O retorno de Jorge Amado aconteceu no final de 1952, depois de uma temporada em Praga. Ele voltou com um nome consolidado e se tornou o principal artista comunista. O afastamento do PCB aconteceu em 1956, depois de denúncias dos crimes de Stálin, que abalaram o escritor. Depois disso, o baiano decidiu dedicar-se exclusivamente à literatura.

As obras de Amado foram adaptadas para o cinema, teatro e televisão. A mais recente é Gabriela, minissérie da Rede Globo inspirada no romance “Gabriela, Cravo e Canela” (1958). Os livros foram traduzidos para 49 idiomas e estão presentes em 55 países; alguns têm exemplares em braile e em formato de audiolivro.

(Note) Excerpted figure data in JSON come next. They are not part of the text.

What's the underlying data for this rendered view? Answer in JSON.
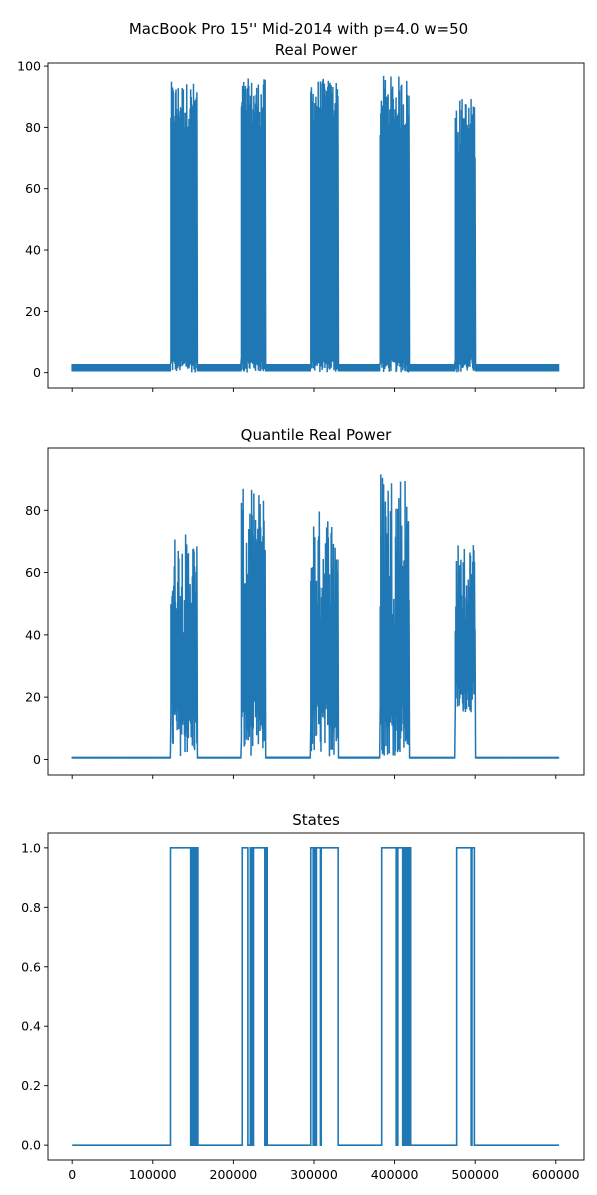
{
  "figure_title": "MacBook Pro 15'' Mid-2014 with p=4.0 w=50",
  "colors": {
    "series": "#1f77b4",
    "axes": "#000000",
    "background": "#ffffff"
  },
  "chart_data": [
    {
      "type": "line",
      "title": "Real Power",
      "xlabel": "",
      "ylabel": "",
      "xlim": [
        -30000,
        635000
      ],
      "ylim": [
        -5,
        101
      ],
      "yticks": [
        "0",
        "20",
        "40",
        "60",
        "80",
        "100"
      ],
      "xticks_labeled": false,
      "grid": false,
      "baseline": [
        0.4,
        2.8
      ],
      "bursts": [
        {
          "x": [
            122000,
            155000
          ],
          "ymin": [
            0,
            5
          ],
          "ymax": [
            78,
            95
          ]
        },
        {
          "x": [
            210000,
            240000
          ],
          "ymin": [
            0,
            5
          ],
          "ymax": [
            78,
            96
          ]
        },
        {
          "x": [
            296000,
            330000
          ],
          "ymin": [
            0,
            5
          ],
          "ymax": [
            80,
            96
          ]
        },
        {
          "x": [
            382000,
            418000
          ],
          "ymin": [
            0,
            5
          ],
          "ymax": [
            75,
            97
          ]
        },
        {
          "x": [
            475000,
            500000
          ],
          "ymin": [
            0,
            5
          ],
          "ymax": [
            70,
            90
          ]
        }
      ]
    },
    {
      "type": "line",
      "title": "Quantile Real Power",
      "xlabel": "",
      "ylabel": "",
      "xlim": [
        -30000,
        635000
      ],
      "ylim": [
        -5,
        100
      ],
      "yticks": [
        "0",
        "20",
        "40",
        "60",
        "80"
      ],
      "xticks_labeled": false,
      "grid": false,
      "baseline": [
        0.3,
        0.8
      ],
      "bursts": [
        {
          "x": [
            122000,
            155000
          ],
          "ymin": [
            1,
            20
          ],
          "ymax": [
            40,
            73
          ]
        },
        {
          "x": [
            210000,
            240000
          ],
          "ymin": [
            1,
            20
          ],
          "ymax": [
            40,
            87
          ]
        },
        {
          "x": [
            296000,
            330000
          ],
          "ymin": [
            1,
            20
          ],
          "ymax": [
            40,
            81
          ]
        },
        {
          "x": [
            382000,
            418000
          ],
          "ymin": [
            1,
            20
          ],
          "ymax": [
            40,
            95
          ]
        },
        {
          "x": [
            475000,
            500000
          ],
          "ymin": [
            15,
            25
          ],
          "ymax": [
            40,
            70
          ]
        }
      ]
    },
    {
      "type": "line",
      "title": "States",
      "xlabel": "",
      "ylabel": "",
      "xlim": [
        -30000,
        635000
      ],
      "ylim": [
        -0.05,
        1.05
      ],
      "yticks": [
        "0.0",
        "0.2",
        "0.4",
        "0.6",
        "0.8",
        "1.0"
      ],
      "xticks": [
        "0",
        "100000",
        "200000",
        "300000",
        "400000",
        "500000",
        "600000"
      ],
      "xticks_labeled": true,
      "grid": false,
      "step_segments_high": [
        [
          122000,
          147000
        ],
        [
          148500,
          150000
        ],
        [
          151000,
          153000
        ],
        [
          154000,
          156000
        ],
        [
          211000,
          218000
        ],
        [
          221000,
          223000
        ],
        [
          225000,
          239000
        ],
        [
          240500,
          242000
        ],
        [
          296000,
          299000
        ],
        [
          300000,
          302000
        ],
        [
          303000,
          308000
        ],
        [
          309000,
          330000
        ],
        [
          384000,
          402000
        ],
        [
          404000,
          410000
        ],
        [
          412000,
          414000
        ],
        [
          415000,
          417000
        ],
        [
          418000,
          420000
        ],
        [
          477000,
          495000
        ],
        [
          496000,
          499000
        ]
      ],
      "x_end": 604000
    }
  ]
}
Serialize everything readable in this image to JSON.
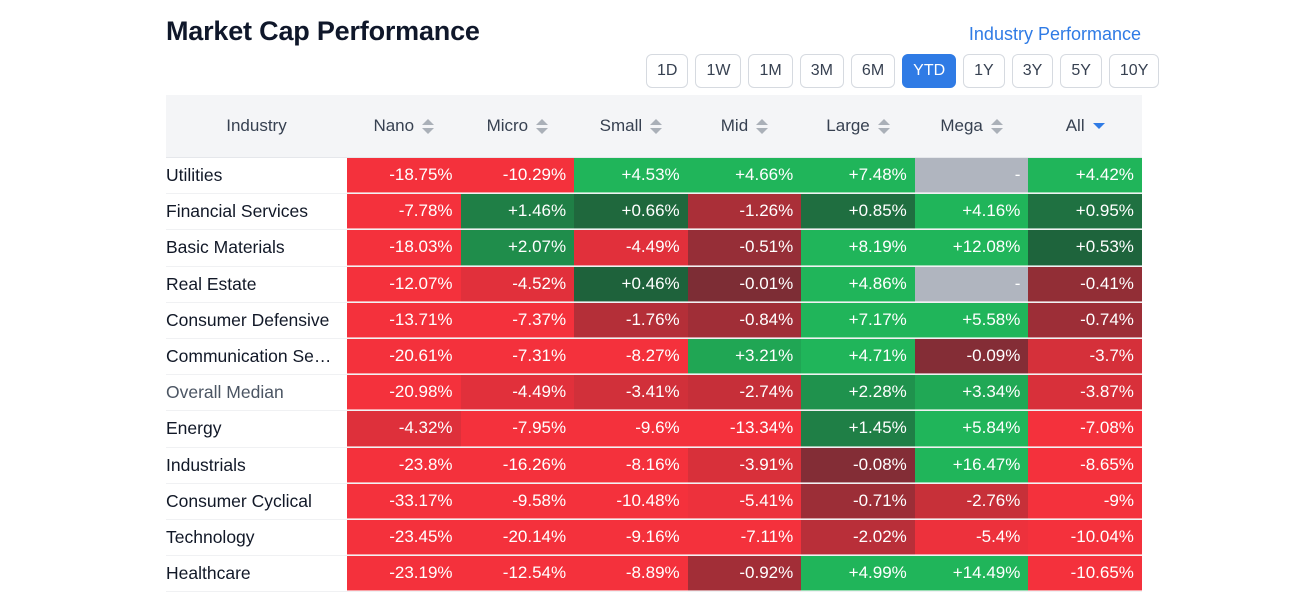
{
  "header": {
    "title": "Market Cap Performance",
    "link_label": "Industry Performance"
  },
  "periods": {
    "options": [
      "1D",
      "1W",
      "1M",
      "3M",
      "6M",
      "YTD",
      "1Y",
      "3Y",
      "5Y",
      "10Y"
    ],
    "selected": "YTD"
  },
  "colors": {
    "accent": "#2f7be5",
    "strong_negative": "#f4313c",
    "dark_negative": "#7a2d35",
    "strong_positive": "#20b55a",
    "dark_positive": "#1e4a32",
    "missing": "#b0b5bf"
  },
  "chart_data": {
    "type": "heatmap",
    "title": "Market Cap Performance",
    "columns": [
      "Industry",
      "Nano",
      "Micro",
      "Small",
      "Mid",
      "Large",
      "Mega",
      "All"
    ],
    "sorted_column": "All",
    "sort_direction": "desc",
    "rows": [
      {
        "label": "Utilities",
        "values": [
          "-18.75%",
          "-10.29%",
          "+4.53%",
          "+4.66%",
          "+7.48%",
          "-",
          "+4.42%"
        ]
      },
      {
        "label": "Financial Services",
        "values": [
          "-7.78%",
          "+1.46%",
          "+0.66%",
          "-1.26%",
          "+0.85%",
          "+4.16%",
          "+0.95%"
        ]
      },
      {
        "label": "Basic Materials",
        "values": [
          "-18.03%",
          "+2.07%",
          "-4.49%",
          "-0.51%",
          "+8.19%",
          "+12.08%",
          "+0.53%"
        ]
      },
      {
        "label": "Real Estate",
        "values": [
          "-12.07%",
          "-4.52%",
          "+0.46%",
          "-0.01%",
          "+4.86%",
          "-",
          "-0.41%"
        ]
      },
      {
        "label": "Consumer Defensive",
        "values": [
          "-13.71%",
          "-7.37%",
          "-1.76%",
          "-0.84%",
          "+7.17%",
          "+5.58%",
          "-0.74%"
        ]
      },
      {
        "label": "Communication Se…",
        "values": [
          "-20.61%",
          "-7.31%",
          "-8.27%",
          "+3.21%",
          "+4.71%",
          "-0.09%",
          "-3.7%"
        ]
      },
      {
        "label": "Overall Median",
        "values": [
          "-20.98%",
          "-4.49%",
          "-3.41%",
          "-2.74%",
          "+2.28%",
          "+3.34%",
          "-3.87%"
        ]
      },
      {
        "label": "Energy",
        "values": [
          "-4.32%",
          "-7.95%",
          "-9.6%",
          "-13.34%",
          "+1.45%",
          "+5.84%",
          "-7.08%"
        ]
      },
      {
        "label": "Industrials",
        "values": [
          "-23.8%",
          "-16.26%",
          "-8.16%",
          "-3.91%",
          "-0.08%",
          "+16.47%",
          "-8.65%"
        ]
      },
      {
        "label": "Consumer Cyclical",
        "values": [
          "-33.17%",
          "-9.58%",
          "-10.48%",
          "-5.41%",
          "-0.71%",
          "-2.76%",
          "-9%"
        ]
      },
      {
        "label": "Technology",
        "values": [
          "-23.45%",
          "-20.14%",
          "-9.16%",
          "-7.11%",
          "-2.02%",
          "-5.4%",
          "-10.04%"
        ]
      },
      {
        "label": "Healthcare",
        "values": [
          "-23.19%",
          "-12.54%",
          "-8.89%",
          "-0.92%",
          "+4.99%",
          "+14.49%",
          "-10.65%"
        ]
      }
    ]
  }
}
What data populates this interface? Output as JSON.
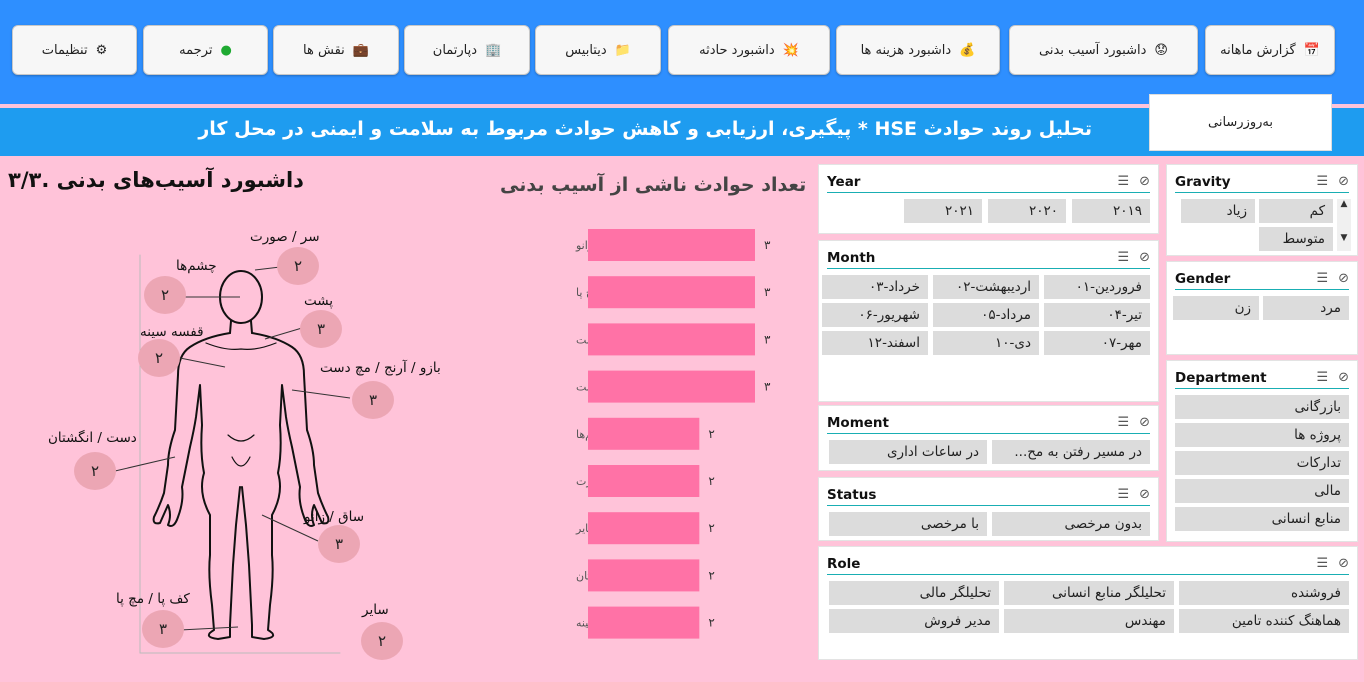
{
  "nav": [
    {
      "label": "گزارش ماهانه",
      "icon": "📅",
      "icon_name": "calendar-icon"
    },
    {
      "label": "داشبورد  آسیب بدنی",
      "icon": "😟",
      "icon_name": "worried-face-icon"
    },
    {
      "label": "داشبورد  هزینه ها",
      "icon": "💰",
      "icon_name": "money-bag-icon"
    },
    {
      "label": "داشبورد  حادثه",
      "icon": "💥",
      "icon_name": "collision-icon"
    },
    {
      "label": "دیتابیس",
      "icon": "📁",
      "icon_name": "folder-icon"
    },
    {
      "label": "دپارتمان",
      "icon": "🏢",
      "icon_name": "building-icon"
    },
    {
      "label": "نقش ها",
      "icon": "💼",
      "icon_name": "briefcase-icon"
    },
    {
      "label": "ترجمه",
      "icon": "●",
      "icon_name": "green-circle-icon"
    },
    {
      "label": "تنظیمات",
      "icon": "⚙",
      "icon_name": "gear-icon"
    }
  ],
  "header": {
    "title": "تحلیل روند حوادث HSE * پیگیری، ارزیابی و کاهش حوادث مربوط به سلامت و ایمنی در محل کار",
    "refresh_label": "به‌روزرسانی"
  },
  "dashboard_title": "داشبورد آسیب‌های بدنی .۳/۳",
  "chart_data": {
    "type": "bar",
    "orientation": "horizontal",
    "title": "تعداد حوادث ناشی از آسیب بدنی",
    "categories": [
      "ساق / زانو",
      "کف پا / مچ پا",
      "پشت",
      "بازو / آرنج / مچ دست",
      "چشم‌ها",
      "سر / صورت",
      "سایر",
      "دست / انگشتان",
      "قفسه سینه"
    ],
    "values": [
      3,
      3,
      3,
      3,
      2,
      2,
      2,
      2,
      2
    ],
    "value_labels": [
      "۳",
      "۳",
      "۳",
      "۳",
      "۲",
      "۲",
      "۲",
      "۲",
      "۲"
    ],
    "xlim": [
      0,
      3
    ],
    "bar_color": "#ff72a6"
  },
  "body_map": {
    "labels": [
      {
        "name": "head",
        "label": "سر / صورت",
        "value": "۲"
      },
      {
        "name": "eyes",
        "label": "چشم‌ها",
        "value": "۲"
      },
      {
        "name": "back",
        "label": "پشت",
        "value": "۳"
      },
      {
        "name": "chest",
        "label": "قفسه سینه",
        "value": "۲"
      },
      {
        "name": "arm",
        "label": "بازو / آرنج / مچ دست",
        "value": "۳"
      },
      {
        "name": "hand",
        "label": "دست / انگشتان",
        "value": "۲"
      },
      {
        "name": "knee",
        "label": "ساق / زانو",
        "value": "۳"
      },
      {
        "name": "foot",
        "label": "کف پا / مچ پا",
        "value": "۳"
      },
      {
        "name": "other",
        "label": "سایر",
        "value": "۲"
      }
    ]
  },
  "slicers": {
    "year": {
      "title": "Year",
      "items": [
        "۲۰۱۹",
        "۲۰۲۰",
        "۲۰۲۱"
      ]
    },
    "gravity": {
      "title": "Gravity",
      "items": [
        "کم",
        "زیاد",
        "متوسط"
      ]
    },
    "month": {
      "title": "Month",
      "items": [
        "فروردین-۰۱",
        "اردیبهشت-۰۲",
        "خرداد-۰۳",
        "تیر-۰۴",
        "مرداد-۰۵",
        "شهریور-۰۶",
        "مهر-۰۷",
        "دی-۱۰",
        "اسفند-۱۲"
      ]
    },
    "gender": {
      "title": "Gender",
      "items": [
        "مرد",
        "زن"
      ]
    },
    "moment": {
      "title": "Moment",
      "items": [
        "در مسیر رفتن به مح...",
        "در ساعات اداری"
      ]
    },
    "department": {
      "title": "Department",
      "items": [
        "بازرگانی",
        "پروژه ها",
        "تدارکات",
        "مالی",
        "منابع انسانی"
      ]
    },
    "status": {
      "title": "Status",
      "items": [
        "بدون مرخصی",
        "با مرخصی"
      ]
    },
    "role": {
      "title": "Role",
      "items": [
        "فروشنده",
        "تحلیلگر منابع انسانی",
        "تحلیلگر مالی",
        "هماهنگ کننده تامین",
        "مهندس",
        "مدیر فروش"
      ]
    }
  }
}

O artista brasileiro mais importante do comunismo morreu em Salvador, no dia seis de agosto de 2001, quatro dias antes de completar 89 anos. A pedido dele, o corpo foi cremado e as cinzas enterradas no jardim da casa onde morou anos com Zélia Gattai e os filhos, no endereço mais famoso da Rua Alagoinhas, no tradicional bairro do Rio Vermelho.

Apesar da saída do Partido Comunista do Brasil, Jorge Amado permaneceu na órbita comunista, sempre participando ativamente das discussões políticas. O escritor-militante nunca deixou a luta porque continuou a partilhar com os camaradas o ideal de uma sociedade mais justa. Jorge sempre foi um camarada!